Il aura suffi qu’un constituant lâche l’expression «République bananière» pour mettre l’hémicycle du Bardo sens dessus dessous. Mahmoud Baroudi ne croyait pas si bien faire. Il a en fait mis à découvert les tonnes d’ignorance qui somnolent sur le similicuir vert de la Constituante. Il a secoué le déficit intellectuel, jusque-là insoupçonnable, de pas mal de ses collègues. Mais il a surtout montré que pas mal d’élus du peuple ont, peut-être, été élus par le peuple, mais ils ne représentent en rien le génie de ce peuple, ni son intelligence.

Le tollé que cette expression a soulevé, au départ, paraissait normal. On se disait que la Troïka ne pouvait pas supporter qu’on qualifie le pouvoir dont elle est détentrice de «République bananière» comme on qualifiait, auparavant, le régime de Ben Ali.

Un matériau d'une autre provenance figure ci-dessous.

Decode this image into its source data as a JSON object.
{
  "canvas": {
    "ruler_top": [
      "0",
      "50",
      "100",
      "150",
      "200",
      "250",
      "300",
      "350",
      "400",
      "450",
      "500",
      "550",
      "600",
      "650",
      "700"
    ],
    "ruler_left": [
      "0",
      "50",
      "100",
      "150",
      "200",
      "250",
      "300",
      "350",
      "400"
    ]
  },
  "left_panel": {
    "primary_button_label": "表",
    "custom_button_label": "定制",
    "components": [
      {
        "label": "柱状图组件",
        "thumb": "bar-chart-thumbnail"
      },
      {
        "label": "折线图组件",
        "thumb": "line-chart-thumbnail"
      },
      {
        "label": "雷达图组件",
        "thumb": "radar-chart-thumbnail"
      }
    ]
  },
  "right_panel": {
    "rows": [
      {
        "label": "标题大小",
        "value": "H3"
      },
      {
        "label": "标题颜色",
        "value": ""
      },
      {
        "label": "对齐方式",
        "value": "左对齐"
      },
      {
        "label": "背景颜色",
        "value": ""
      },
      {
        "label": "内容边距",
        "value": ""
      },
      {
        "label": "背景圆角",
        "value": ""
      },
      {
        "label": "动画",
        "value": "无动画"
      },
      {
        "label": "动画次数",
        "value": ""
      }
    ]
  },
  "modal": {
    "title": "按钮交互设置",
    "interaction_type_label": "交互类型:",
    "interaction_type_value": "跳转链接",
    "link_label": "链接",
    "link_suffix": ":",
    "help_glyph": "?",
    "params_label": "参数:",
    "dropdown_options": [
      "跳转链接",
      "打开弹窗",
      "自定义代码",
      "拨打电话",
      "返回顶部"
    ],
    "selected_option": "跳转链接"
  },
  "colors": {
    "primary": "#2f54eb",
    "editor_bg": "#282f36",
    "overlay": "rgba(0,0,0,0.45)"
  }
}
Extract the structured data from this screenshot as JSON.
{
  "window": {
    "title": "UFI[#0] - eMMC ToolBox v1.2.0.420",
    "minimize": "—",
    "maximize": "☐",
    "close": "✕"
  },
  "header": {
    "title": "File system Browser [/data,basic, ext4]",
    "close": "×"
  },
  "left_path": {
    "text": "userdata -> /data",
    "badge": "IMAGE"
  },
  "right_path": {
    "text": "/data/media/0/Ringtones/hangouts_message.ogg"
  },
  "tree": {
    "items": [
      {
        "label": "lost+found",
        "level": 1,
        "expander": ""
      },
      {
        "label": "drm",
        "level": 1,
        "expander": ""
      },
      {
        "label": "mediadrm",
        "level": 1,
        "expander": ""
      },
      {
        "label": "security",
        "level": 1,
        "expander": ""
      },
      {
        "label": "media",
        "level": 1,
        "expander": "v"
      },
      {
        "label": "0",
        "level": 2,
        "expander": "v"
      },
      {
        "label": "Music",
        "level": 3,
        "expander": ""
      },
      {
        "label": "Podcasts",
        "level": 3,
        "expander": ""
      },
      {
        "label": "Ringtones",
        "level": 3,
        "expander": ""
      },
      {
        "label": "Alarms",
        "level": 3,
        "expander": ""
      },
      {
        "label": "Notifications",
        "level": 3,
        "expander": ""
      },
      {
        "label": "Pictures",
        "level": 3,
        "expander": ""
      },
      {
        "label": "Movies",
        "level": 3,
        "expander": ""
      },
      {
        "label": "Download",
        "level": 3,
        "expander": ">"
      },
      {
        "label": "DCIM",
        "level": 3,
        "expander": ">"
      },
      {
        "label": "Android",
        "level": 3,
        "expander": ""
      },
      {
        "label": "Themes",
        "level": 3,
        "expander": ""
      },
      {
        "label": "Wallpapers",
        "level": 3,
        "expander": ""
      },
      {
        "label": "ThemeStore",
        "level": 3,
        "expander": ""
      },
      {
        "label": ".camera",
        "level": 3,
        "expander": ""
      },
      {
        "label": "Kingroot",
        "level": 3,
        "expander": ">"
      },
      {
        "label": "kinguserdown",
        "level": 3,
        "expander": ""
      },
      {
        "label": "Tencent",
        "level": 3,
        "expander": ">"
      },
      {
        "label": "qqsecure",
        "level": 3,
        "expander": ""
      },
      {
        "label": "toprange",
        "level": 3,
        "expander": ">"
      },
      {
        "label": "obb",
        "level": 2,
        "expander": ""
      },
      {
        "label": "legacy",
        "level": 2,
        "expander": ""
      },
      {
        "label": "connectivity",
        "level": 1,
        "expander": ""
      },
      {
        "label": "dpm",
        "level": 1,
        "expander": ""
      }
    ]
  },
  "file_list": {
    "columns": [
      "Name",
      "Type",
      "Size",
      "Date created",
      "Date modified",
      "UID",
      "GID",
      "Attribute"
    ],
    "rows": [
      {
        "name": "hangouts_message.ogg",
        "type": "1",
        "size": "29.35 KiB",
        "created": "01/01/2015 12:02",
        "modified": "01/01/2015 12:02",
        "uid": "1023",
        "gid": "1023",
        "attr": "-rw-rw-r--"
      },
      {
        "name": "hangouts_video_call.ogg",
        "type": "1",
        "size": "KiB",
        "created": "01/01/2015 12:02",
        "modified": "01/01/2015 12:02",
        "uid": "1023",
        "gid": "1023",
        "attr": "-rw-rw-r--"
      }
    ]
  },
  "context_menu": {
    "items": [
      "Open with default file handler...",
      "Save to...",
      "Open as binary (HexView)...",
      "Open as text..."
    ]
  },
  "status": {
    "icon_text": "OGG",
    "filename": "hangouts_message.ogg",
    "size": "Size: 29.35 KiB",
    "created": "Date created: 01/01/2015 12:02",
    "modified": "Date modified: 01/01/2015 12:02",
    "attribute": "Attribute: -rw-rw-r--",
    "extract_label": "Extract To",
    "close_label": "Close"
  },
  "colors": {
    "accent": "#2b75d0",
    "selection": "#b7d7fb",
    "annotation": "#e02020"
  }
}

Mais devant la proportion que la chose a fini par prendre et les interventions houleuses qui ne manquaient pas de violence verbale et de propos fascistes appelant, presque, à la «lapidation» de Baroudi, un doute s’est glissé dans l’esprit de pas mal de téléspectateurs et également de constituants appartenant à l’opposition qui ne comprenaient pas le pourquoi de cette charge véhémente et disproportionnée contre Baroudi.

Finalement, tout le monde a fini par trouver : il n’y avait pas dans l’hémicycle beaucoup de gens qui saisissaient le véritable sens de «République bananière» et qui savaient que cela ne méritait pas une offensive de cette envergure.

Pour tout vous résumer, ceux que l’expression a dérangés parce qu’ils l’ont entendue pour la première fois l’ont assimilée à un sacrilège à un acte d’apostasie grave qui méritait qu’on lynche celui qui l’a prononcée.

Dans un jargon très simple, on appelle ça de l’ignorance et, ma foi, c’est la première fois qu’elle est hissée au sommet. Désormais, c’est du côté de la base, c’est-à-dire du peuple, qu’il faut chercher l’intelligence et le bon sens, pas du côté des gouvernants.